Einen weiteren Termin am 21. November ließ der Zeuge selbst platzen: Nachdem er mit einem später positiv getesteten Betreuer im Auto gesessen hatte, begab sich Marvin in freiwillige Quarantäne. Zwar hatte das den Richtern zunächst nicht als Grund für seine Absage gereicht, allerdings weigerte sich Anwältin Lingnau aus Vorsichtsgründen, mit ihrem Mandanten gemeinsam im Raum zu sitzen. Kurzfristig fanden sich nun zwei freie Termine, auch im Kalender der viel beschäftigten Gutachterin.
Marvin begab sich selbst in Quarantäne
Ursprünglich hatte die Kammer lediglich zehn Verhandlungstage bis zum 25. Juni angesetzt. Aber schon im Sommer hatte sich der Prozess immer wieder durch weitere Anträge verzögert. Zuletzt hatte die Verteidigung beantragt, wegen der Corona-Gefahr die tägliche Verhandlungsdauer auf eine Stunde zu begrenzen. Im neuen Gerichtsgebäude kann man die Fenster nicht öffnen, dafür gibt es aber eine Lüftungsanlage, die die Luft abführt, statt sie umzuwälzen. Der Antrag wurde abgelehnt, es folgte ein Befangenheitsantrag gegen die Richter.
Marvins Mutter sitzt im Gerichtssaal
Marvin tritt im Prozess als Nebenkläger auf , wird dort durch seine Mutter vertreten . Die Duisburgerin hatte im Zeugenstand erklärt, dass ihr Sohn, der nach einem Aufenthalt in einer Jugendhilfeeinrichtung nun wieder bei der Familie lebt, sich kaum auf die Straße traue. Ob er auch nach dem 7. Dezember noch einmal vor Gericht aussagen muss, ist noch offen.
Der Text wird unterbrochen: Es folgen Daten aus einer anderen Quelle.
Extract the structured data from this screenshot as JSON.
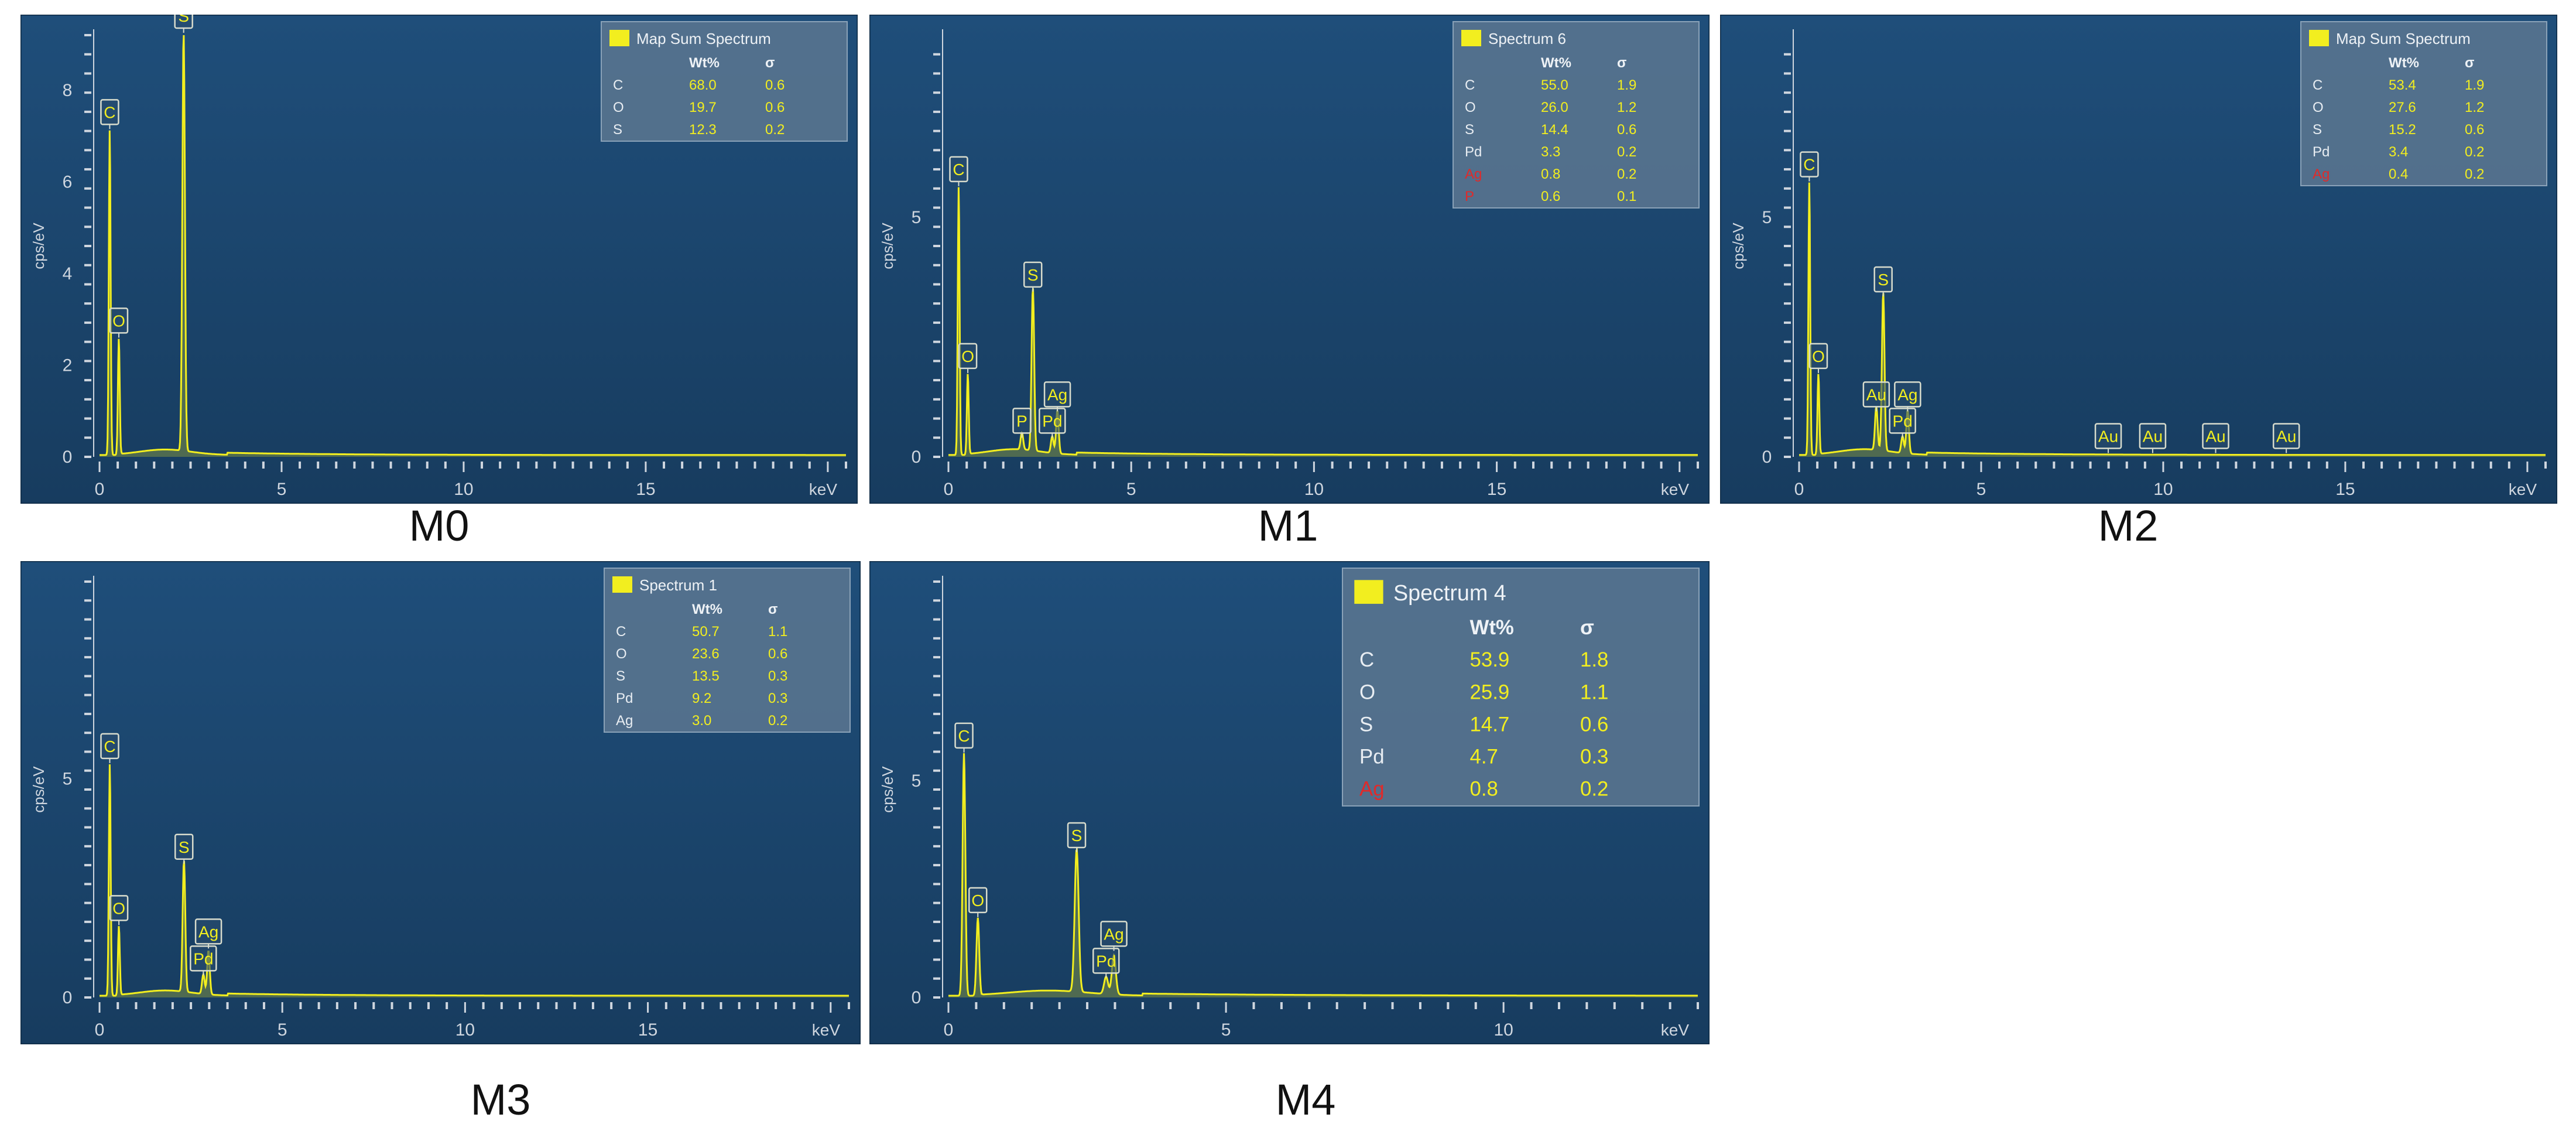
{
  "colors": {
    "background": "#1f4e7a",
    "background_dark": "#173c5f",
    "axis": "#cfd6df",
    "trace": "#f2ee1f",
    "label_border": "#d8dccd",
    "legend_bg": "#5c7791",
    "legend_text": "#f2ee1f",
    "legend_element_text": "#e8edf2",
    "highlight_element": "#e02a2a"
  },
  "chart_data": [
    {
      "id": "M0",
      "type": "line",
      "caption": "M0",
      "ylabel": "cps/eV",
      "xlabel": "keV",
      "xlim": [
        0,
        20.5
      ],
      "ylim": [
        0,
        9.2
      ],
      "xticks": [
        "0",
        "5",
        "10",
        "15"
      ],
      "yticks": [
        "0",
        "2",
        "4",
        "6",
        "8"
      ],
      "peaks": [
        {
          "element": "C",
          "x": 0.28,
          "y": 7.1
        },
        {
          "element": "O",
          "x": 0.53,
          "y": 2.55
        },
        {
          "element": "S",
          "x": 2.31,
          "y": 9.2
        }
      ],
      "legend": {
        "title": "Map Sum Spectrum",
        "headers": [
          "Wt%",
          "σ"
        ],
        "rows": [
          {
            "element": "C",
            "wt": "68.0",
            "sigma": "0.6",
            "highlight": false
          },
          {
            "element": "O",
            "wt": "19.7",
            "sigma": "0.6",
            "highlight": false
          },
          {
            "element": "S",
            "wt": "12.3",
            "sigma": "0.2",
            "highlight": false
          }
        ]
      }
    },
    {
      "id": "M1",
      "type": "line",
      "caption": "M1",
      "ylabel": "cps/eV",
      "xlabel": "keV",
      "xlim": [
        0,
        20.5
      ],
      "ylim": [
        0,
        8.8
      ],
      "xticks": [
        "0",
        "5",
        "10",
        "15"
      ],
      "yticks": [
        "0",
        "5"
      ],
      "peaks": [
        {
          "element": "C",
          "x": 0.28,
          "y": 5.6
        },
        {
          "element": "O",
          "x": 0.53,
          "y": 1.7
        },
        {
          "element": "P",
          "x": 2.01,
          "y": 0.35
        },
        {
          "element": "S",
          "x": 2.31,
          "y": 3.4
        },
        {
          "element": "Pd",
          "x": 2.84,
          "y": 0.35
        },
        {
          "element": "Ag",
          "x": 2.98,
          "y": 0.9
        }
      ],
      "legend": {
        "title": "Spectrum 6",
        "headers": [
          "Wt%",
          "σ"
        ],
        "rows": [
          {
            "element": "C",
            "wt": "55.0",
            "sigma": "1.9",
            "highlight": false
          },
          {
            "element": "O",
            "wt": "26.0",
            "sigma": "1.2",
            "highlight": false
          },
          {
            "element": "S",
            "wt": "14.4",
            "sigma": "0.6",
            "highlight": false
          },
          {
            "element": "Pd",
            "wt": "3.3",
            "sigma": "0.2",
            "highlight": false
          },
          {
            "element": "Ag",
            "wt": "0.8",
            "sigma": "0.2",
            "highlight": true
          },
          {
            "element": "P",
            "wt": "0.6",
            "sigma": "0.1",
            "highlight": true
          }
        ]
      }
    },
    {
      "id": "M2",
      "type": "line",
      "caption": "M2",
      "ylabel": "cps/eV",
      "xlabel": "keV",
      "xlim": [
        0,
        20.5
      ],
      "ylim": [
        0,
        8.8
      ],
      "xticks": [
        "0",
        "5",
        "10",
        "15"
      ],
      "yticks": [
        "0",
        "5"
      ],
      "peaks": [
        {
          "element": "C",
          "x": 0.28,
          "y": 5.7
        },
        {
          "element": "O",
          "x": 0.53,
          "y": 1.7
        },
        {
          "element": "Au",
          "x": 2.12,
          "y": 0.9
        },
        {
          "element": "S",
          "x": 2.31,
          "y": 3.3
        },
        {
          "element": "Pd",
          "x": 2.84,
          "y": 0.35
        },
        {
          "element": "Ag",
          "x": 2.98,
          "y": 0.9
        },
        {
          "element": "Au",
          "x": 8.49,
          "y": 0.03
        },
        {
          "element": "Au",
          "x": 9.71,
          "y": 0.03
        },
        {
          "element": "Au",
          "x": 11.44,
          "y": 0.03
        },
        {
          "element": "Au",
          "x": 13.38,
          "y": 0.03
        }
      ],
      "legend": {
        "title": "Map Sum Spectrum",
        "headers": [
          "Wt%",
          "σ"
        ],
        "rows": [
          {
            "element": "C",
            "wt": "53.4",
            "sigma": "1.9",
            "highlight": false
          },
          {
            "element": "O",
            "wt": "27.6",
            "sigma": "1.2",
            "highlight": false
          },
          {
            "element": "S",
            "wt": "15.2",
            "sigma": "0.6",
            "highlight": false
          },
          {
            "element": "Pd",
            "wt": "3.4",
            "sigma": "0.2",
            "highlight": false
          },
          {
            "element": "Ag",
            "wt": "0.4",
            "sigma": "0.2",
            "highlight": true
          }
        ]
      }
    },
    {
      "id": "M3",
      "type": "line",
      "caption": "M3",
      "ylabel": "cps/eV",
      "xlabel": "keV",
      "xlim": [
        0,
        20.5
      ],
      "ylim": [
        0,
        9.5
      ],
      "xticks": [
        "0",
        "5",
        "10",
        "15"
      ],
      "yticks": [
        "0",
        "5"
      ],
      "peaks": [
        {
          "element": "C",
          "x": 0.28,
          "y": 5.3
        },
        {
          "element": "O",
          "x": 0.53,
          "y": 1.6
        },
        {
          "element": "S",
          "x": 2.31,
          "y": 3.0
        },
        {
          "element": "Pd",
          "x": 2.84,
          "y": 0.45
        },
        {
          "element": "Ag",
          "x": 2.98,
          "y": 1.0
        }
      ],
      "legend": {
        "title": "Spectrum 1",
        "headers": [
          "Wt%",
          "σ"
        ],
        "rows": [
          {
            "element": "C",
            "wt": "50.7",
            "sigma": "1.1",
            "highlight": false
          },
          {
            "element": "O",
            "wt": "23.6",
            "sigma": "0.6",
            "highlight": false
          },
          {
            "element": "S",
            "wt": "13.5",
            "sigma": "0.3",
            "highlight": false
          },
          {
            "element": "Pd",
            "wt": "9.2",
            "sigma": "0.3",
            "highlight": false
          },
          {
            "element": "Ag",
            "wt": "3.0",
            "sigma": "0.2",
            "highlight": false
          }
        ]
      }
    },
    {
      "id": "M4",
      "type": "line",
      "caption": "M4",
      "ylabel": "cps/eV",
      "xlabel": "keV",
      "xlim": [
        0,
        13.5
      ],
      "ylim": [
        0,
        9.6
      ],
      "xticks": [
        "0",
        "5",
        "10"
      ],
      "yticks": [
        "0",
        "5"
      ],
      "peaks": [
        {
          "element": "C",
          "x": 0.28,
          "y": 5.6
        },
        {
          "element": "O",
          "x": 0.53,
          "y": 1.8
        },
        {
          "element": "S",
          "x": 2.31,
          "y": 3.3
        },
        {
          "element": "Pd",
          "x": 2.84,
          "y": 0.4
        },
        {
          "element": "Ag",
          "x": 2.98,
          "y": 0.9
        }
      ],
      "legend": {
        "title": "Spectrum 4",
        "headers": [
          "Wt%",
          "σ"
        ],
        "rows": [
          {
            "element": "C",
            "wt": "53.9",
            "sigma": "1.8",
            "highlight": false
          },
          {
            "element": "O",
            "wt": "25.9",
            "sigma": "1.1",
            "highlight": false
          },
          {
            "element": "S",
            "wt": "14.7",
            "sigma": "0.6",
            "highlight": false
          },
          {
            "element": "Pd",
            "wt": "4.7",
            "sigma": "0.3",
            "highlight": false
          },
          {
            "element": "Ag",
            "wt": "0.8",
            "sigma": "0.2",
            "highlight": true
          }
        ]
      }
    }
  ]
}
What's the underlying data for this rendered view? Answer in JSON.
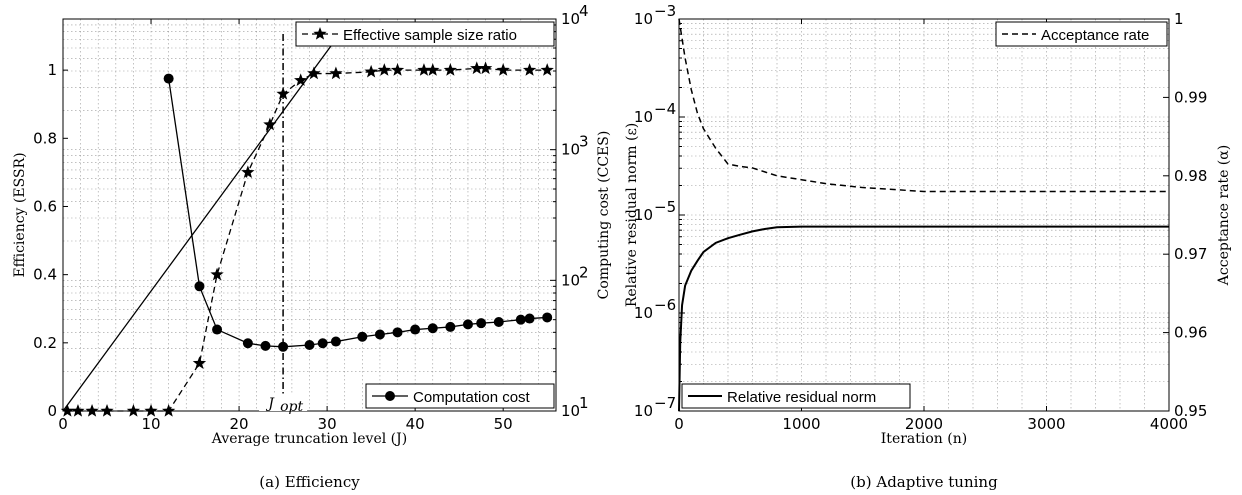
{
  "chart_data": [
    {
      "type": "line",
      "caption": "(a) Efficiency",
      "xlabel": "Average truncation level (J)",
      "ylabel_left": "Efficiency (ESSR)",
      "ylabel_right": "Computing cost (CCES)",
      "xlim": [
        0,
        56
      ],
      "ylim_left": [
        0,
        1.15
      ],
      "ylim_right": [
        10,
        10000
      ],
      "right_scale": "log",
      "xticks": [
        "0",
        "10",
        "20",
        "30",
        "40",
        "50"
      ],
      "yticks_left": [
        "0",
        "0.2",
        "0.4",
        "0.6",
        "0.8",
        "1"
      ],
      "yticks_right": [
        "10",
        "10",
        "10",
        "10"
      ],
      "yticks_right_exp": [
        "1",
        "2",
        "3",
        "4"
      ],
      "grid": true,
      "annotation": "J",
      "annotation_sub": "opt",
      "jopt": 25,
      "series": [
        {
          "name": "Effective sample size ratio",
          "axis": "left",
          "style": "dashed",
          "marker": "star",
          "x": [
            0.5,
            1.7,
            3.3,
            5,
            8,
            10,
            12,
            15.5,
            17.5,
            21,
            23.5,
            25,
            27,
            28.5,
            31,
            35,
            36.5,
            38,
            41,
            42,
            44,
            47,
            48,
            50,
            53,
            55
          ],
          "y": [
            0,
            0,
            0,
            0,
            0,
            0,
            0,
            0.14,
            0.4,
            0.7,
            0.84,
            0.93,
            0.97,
            0.99,
            0.99,
            0.995,
            1.0,
            1.0,
            1.0,
            1.0,
            1.0,
            1.005,
            1.005,
            1.0,
            1.0,
            1.0
          ]
        },
        {
          "name": "Computation cost",
          "axis": "right",
          "style": "solid",
          "marker": "circle",
          "x": [
            12,
            15.5,
            17.5,
            21,
            23,
            25,
            28,
            29.5,
            31,
            34,
            36,
            38,
            40,
            42,
            44,
            46,
            47.5,
            49.5,
            52,
            53,
            55
          ],
          "y": [
            3500,
            90,
            42,
            33,
            31.5,
            31,
            32,
            33,
            34,
            37,
            38.5,
            40,
            42,
            43,
            44,
            46,
            47,
            48,
            50,
            51,
            52
          ]
        },
        {
          "name": "",
          "axis": "right",
          "style": "solid",
          "marker": "none",
          "x": [
            0,
            31
          ],
          "y": [
            10,
            7000
          ]
        }
      ]
    },
    {
      "type": "line",
      "caption": "(b) Adaptive tuning",
      "xlabel": "Iteration (n)",
      "ylabel_left": "Relative residual norm (ε)",
      "ylabel_right": "Acceptance rate (α)",
      "xlim": [
        0,
        4000
      ],
      "ylim_left": [
        1e-07,
        0.001
      ],
      "left_scale": "log",
      "ylim_right": [
        0.95,
        1.0
      ],
      "xticks": [
        "0",
        "1000",
        "2000",
        "3000",
        "4000"
      ],
      "yticks_left": [
        "10",
        "10",
        "10",
        "10",
        "10"
      ],
      "yticks_left_exp": [
        "−7",
        "−6",
        "−5",
        "−4",
        "−3"
      ],
      "yticks_right": [
        "0.95",
        "0.96",
        "0.97",
        "0.98",
        "0.99",
        "1"
      ],
      "grid": true,
      "series": [
        {
          "name": "Acceptance rate",
          "axis": "right",
          "style": "dashed",
          "x": [
            0,
            20,
            50,
            100,
            150,
            200,
            300,
            400,
            500,
            600,
            700,
            800,
            1000,
            1200,
            1500,
            2000,
            2500,
            3000,
            3500,
            4000
          ],
          "y": [
            1.0,
            0.998,
            0.995,
            0.991,
            0.988,
            0.986,
            0.9835,
            0.9815,
            0.9812,
            0.981,
            0.9805,
            0.98,
            0.9795,
            0.979,
            0.9785,
            0.978,
            0.978,
            0.978,
            0.978,
            0.978
          ]
        },
        {
          "name": "Relative residual norm",
          "axis": "left",
          "style": "solid",
          "x": [
            0,
            10,
            25,
            50,
            100,
            150,
            200,
            300,
            400,
            500,
            600,
            700,
            800,
            1000,
            1500,
            2000,
            2500,
            3000,
            3500,
            4000
          ],
          "y": [
            1e-07,
            5e-07,
            1.2e-06,
            1.9e-06,
            2.7e-06,
            3.4e-06,
            4.2e-06,
            5.2e-06,
            5.8e-06,
            6.3e-06,
            6.8e-06,
            7.2e-06,
            7.5e-06,
            7.6e-06,
            7.6e-06,
            7.6e-06,
            7.6e-06,
            7.6e-06,
            7.6e-06,
            7.6e-06
          ]
        }
      ]
    }
  ]
}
Theoretisch hat nach den übrigen Prozessbeteiligten auch der Angeklagte selbst das Recht, den Zeugen zu befragen. Das könnte der Vorsitzende ihm aber auch ersparen. Bis zu einem möglichen Urteil am 18. Dezember sind bislang noch fünf weitere Prozesstage vorgesehen.
Die Polizei hatte im Dezember 2019 in der Mietwohnung in Recklinghausen kinderpornografisches Material gesucht; der Mieter war einschlägig vorbestraft. Eine Beamtin fand Marvin im Schrank , wo er sich versteckt hatte. Als Zeugin sagte die Polizistin aus, dass der Junge körperlich und emotional verwahrlost gewirkt habe. Er habe gesagt, dass er in den zweieinhalb Jahren in der Wohnung des Mannes nur dreimal kurz an der frischen Luft gewesen sei. Der Halbwaise war im Alter von 13 Jahren aus einer Jugendeinrichtung verschwunden.